# Hilfe bei Umwandlung von jpg in Vektor



## MSinistar (21. Juli 2005)

HI!

Wollte mal fragen, ob es möglich ist das angehängte Logo (jpg) in eine Vektorgrafik umzuwandeln? Wenn ja, ist es möglich, dass jemand es mal versucht, da ich absolut keine Ahnung von Vektoren habe. Ich habe mir wohl schon einige Foren angeschaut, aber ich habe irgendwie nicht die notwendigen Kenntnisse bzw. Programme um die Grafik umzuwandeln.

Ich weiß, das ist jetzt etwas unverschämt, aber ich wäre wirklich froh wenn es klappen würde!
 :-( 
Schon mal vielen Dank und viele Grüße.


----------



## möp (21. Juli 2005)

es lebe das selber machen.

Im Photoshop kannst du die bereiche Maskieren und die Pfade als EPS ausgeben.

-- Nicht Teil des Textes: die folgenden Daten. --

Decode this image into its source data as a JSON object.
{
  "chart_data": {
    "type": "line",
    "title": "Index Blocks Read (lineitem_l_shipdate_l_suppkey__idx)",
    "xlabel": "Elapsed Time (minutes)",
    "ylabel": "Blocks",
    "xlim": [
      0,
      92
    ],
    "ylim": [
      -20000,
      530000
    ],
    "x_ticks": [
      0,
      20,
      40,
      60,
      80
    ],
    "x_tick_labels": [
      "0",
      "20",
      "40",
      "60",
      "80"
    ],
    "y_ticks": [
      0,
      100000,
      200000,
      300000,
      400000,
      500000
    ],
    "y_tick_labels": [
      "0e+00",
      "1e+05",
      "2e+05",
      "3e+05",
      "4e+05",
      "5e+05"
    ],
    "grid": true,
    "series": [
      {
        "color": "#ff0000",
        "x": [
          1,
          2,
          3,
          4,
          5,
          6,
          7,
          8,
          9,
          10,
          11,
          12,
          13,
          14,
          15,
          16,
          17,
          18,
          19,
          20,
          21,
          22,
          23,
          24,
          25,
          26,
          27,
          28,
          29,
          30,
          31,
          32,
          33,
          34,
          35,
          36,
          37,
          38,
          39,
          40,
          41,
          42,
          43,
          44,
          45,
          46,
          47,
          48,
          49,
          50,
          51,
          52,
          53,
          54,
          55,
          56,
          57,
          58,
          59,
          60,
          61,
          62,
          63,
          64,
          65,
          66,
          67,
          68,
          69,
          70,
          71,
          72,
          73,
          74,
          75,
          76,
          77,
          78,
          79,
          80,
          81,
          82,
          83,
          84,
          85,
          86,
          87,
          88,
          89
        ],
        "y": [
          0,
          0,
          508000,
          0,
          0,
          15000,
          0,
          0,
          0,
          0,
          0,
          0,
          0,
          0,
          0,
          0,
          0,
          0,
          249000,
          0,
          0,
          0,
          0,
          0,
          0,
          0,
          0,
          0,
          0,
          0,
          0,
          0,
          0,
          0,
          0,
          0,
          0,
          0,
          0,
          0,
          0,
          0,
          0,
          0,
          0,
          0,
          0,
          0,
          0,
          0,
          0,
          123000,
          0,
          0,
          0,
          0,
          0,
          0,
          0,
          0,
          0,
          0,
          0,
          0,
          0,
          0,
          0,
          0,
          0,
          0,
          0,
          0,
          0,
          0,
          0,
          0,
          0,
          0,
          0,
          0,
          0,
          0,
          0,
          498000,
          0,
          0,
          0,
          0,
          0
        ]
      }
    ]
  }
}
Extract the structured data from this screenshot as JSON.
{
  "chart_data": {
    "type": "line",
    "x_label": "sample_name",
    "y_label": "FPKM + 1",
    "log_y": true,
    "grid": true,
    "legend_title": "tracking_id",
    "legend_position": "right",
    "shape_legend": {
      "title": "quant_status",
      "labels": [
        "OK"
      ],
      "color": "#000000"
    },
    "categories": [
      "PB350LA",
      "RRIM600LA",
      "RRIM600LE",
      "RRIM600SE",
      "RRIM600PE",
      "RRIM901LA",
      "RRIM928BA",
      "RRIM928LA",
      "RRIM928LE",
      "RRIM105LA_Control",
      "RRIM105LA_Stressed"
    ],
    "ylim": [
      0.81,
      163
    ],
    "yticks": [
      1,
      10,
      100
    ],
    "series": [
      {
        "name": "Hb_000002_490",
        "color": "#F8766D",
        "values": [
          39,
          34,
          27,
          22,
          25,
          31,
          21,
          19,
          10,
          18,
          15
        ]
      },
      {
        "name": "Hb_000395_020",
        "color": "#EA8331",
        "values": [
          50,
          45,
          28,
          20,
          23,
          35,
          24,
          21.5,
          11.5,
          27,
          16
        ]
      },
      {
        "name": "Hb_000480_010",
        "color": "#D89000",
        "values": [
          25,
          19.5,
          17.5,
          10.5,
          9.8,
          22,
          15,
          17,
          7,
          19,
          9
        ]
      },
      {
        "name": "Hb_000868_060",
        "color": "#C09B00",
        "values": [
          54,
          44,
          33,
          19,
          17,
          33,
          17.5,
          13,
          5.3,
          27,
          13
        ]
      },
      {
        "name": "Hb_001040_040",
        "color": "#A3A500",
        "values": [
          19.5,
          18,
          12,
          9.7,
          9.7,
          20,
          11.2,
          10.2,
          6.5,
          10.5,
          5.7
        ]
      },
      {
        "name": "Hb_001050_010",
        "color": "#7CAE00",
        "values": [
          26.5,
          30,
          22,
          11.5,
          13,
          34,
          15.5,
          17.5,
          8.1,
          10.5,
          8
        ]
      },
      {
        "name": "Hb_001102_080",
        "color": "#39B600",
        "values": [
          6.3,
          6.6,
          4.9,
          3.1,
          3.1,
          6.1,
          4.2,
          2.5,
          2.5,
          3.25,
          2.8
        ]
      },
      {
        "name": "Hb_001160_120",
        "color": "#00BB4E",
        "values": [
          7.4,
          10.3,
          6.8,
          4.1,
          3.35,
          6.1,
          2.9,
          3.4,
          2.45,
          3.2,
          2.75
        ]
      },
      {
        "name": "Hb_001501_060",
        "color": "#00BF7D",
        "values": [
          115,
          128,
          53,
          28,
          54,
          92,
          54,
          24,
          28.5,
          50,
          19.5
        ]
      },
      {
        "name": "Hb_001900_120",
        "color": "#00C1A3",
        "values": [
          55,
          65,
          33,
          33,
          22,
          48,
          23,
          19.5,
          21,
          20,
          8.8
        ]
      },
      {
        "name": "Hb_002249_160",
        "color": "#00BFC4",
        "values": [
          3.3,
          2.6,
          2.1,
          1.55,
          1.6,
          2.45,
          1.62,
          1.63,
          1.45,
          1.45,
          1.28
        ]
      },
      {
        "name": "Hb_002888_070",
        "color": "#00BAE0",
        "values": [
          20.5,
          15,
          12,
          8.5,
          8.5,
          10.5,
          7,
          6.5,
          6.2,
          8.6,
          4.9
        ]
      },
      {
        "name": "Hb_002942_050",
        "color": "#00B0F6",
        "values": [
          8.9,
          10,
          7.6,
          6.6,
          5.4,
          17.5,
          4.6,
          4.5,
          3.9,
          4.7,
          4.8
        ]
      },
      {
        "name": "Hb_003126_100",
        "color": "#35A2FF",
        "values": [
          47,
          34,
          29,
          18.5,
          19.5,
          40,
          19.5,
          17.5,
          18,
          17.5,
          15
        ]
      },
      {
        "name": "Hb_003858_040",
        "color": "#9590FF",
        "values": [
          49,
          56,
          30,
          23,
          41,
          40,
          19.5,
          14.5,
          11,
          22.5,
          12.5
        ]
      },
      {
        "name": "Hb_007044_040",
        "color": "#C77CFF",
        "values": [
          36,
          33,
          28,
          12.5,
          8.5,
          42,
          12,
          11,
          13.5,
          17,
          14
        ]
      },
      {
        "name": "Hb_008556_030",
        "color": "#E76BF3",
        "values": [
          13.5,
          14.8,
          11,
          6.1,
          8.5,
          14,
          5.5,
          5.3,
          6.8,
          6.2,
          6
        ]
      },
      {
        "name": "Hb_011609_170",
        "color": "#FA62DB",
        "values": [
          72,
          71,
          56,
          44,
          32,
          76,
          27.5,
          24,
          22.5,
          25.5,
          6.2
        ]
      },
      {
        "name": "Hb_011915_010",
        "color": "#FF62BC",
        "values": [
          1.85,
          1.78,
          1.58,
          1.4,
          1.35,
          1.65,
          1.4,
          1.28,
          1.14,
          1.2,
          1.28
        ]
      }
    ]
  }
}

Im Freehand gibts ne recht einfache Nachzeichnefuntion.

mfg
möp


----------



## möp (21. Juli 2005)

hab dir eine Rohfassung gemacht - die Feinarbeit musst du selbst machen.


----------



## MSinistar (22. Juli 2005)

Hey,

vielen,vielen Dank! Damit kann ich was anfangen, denke ich!   

Bis denne!


----------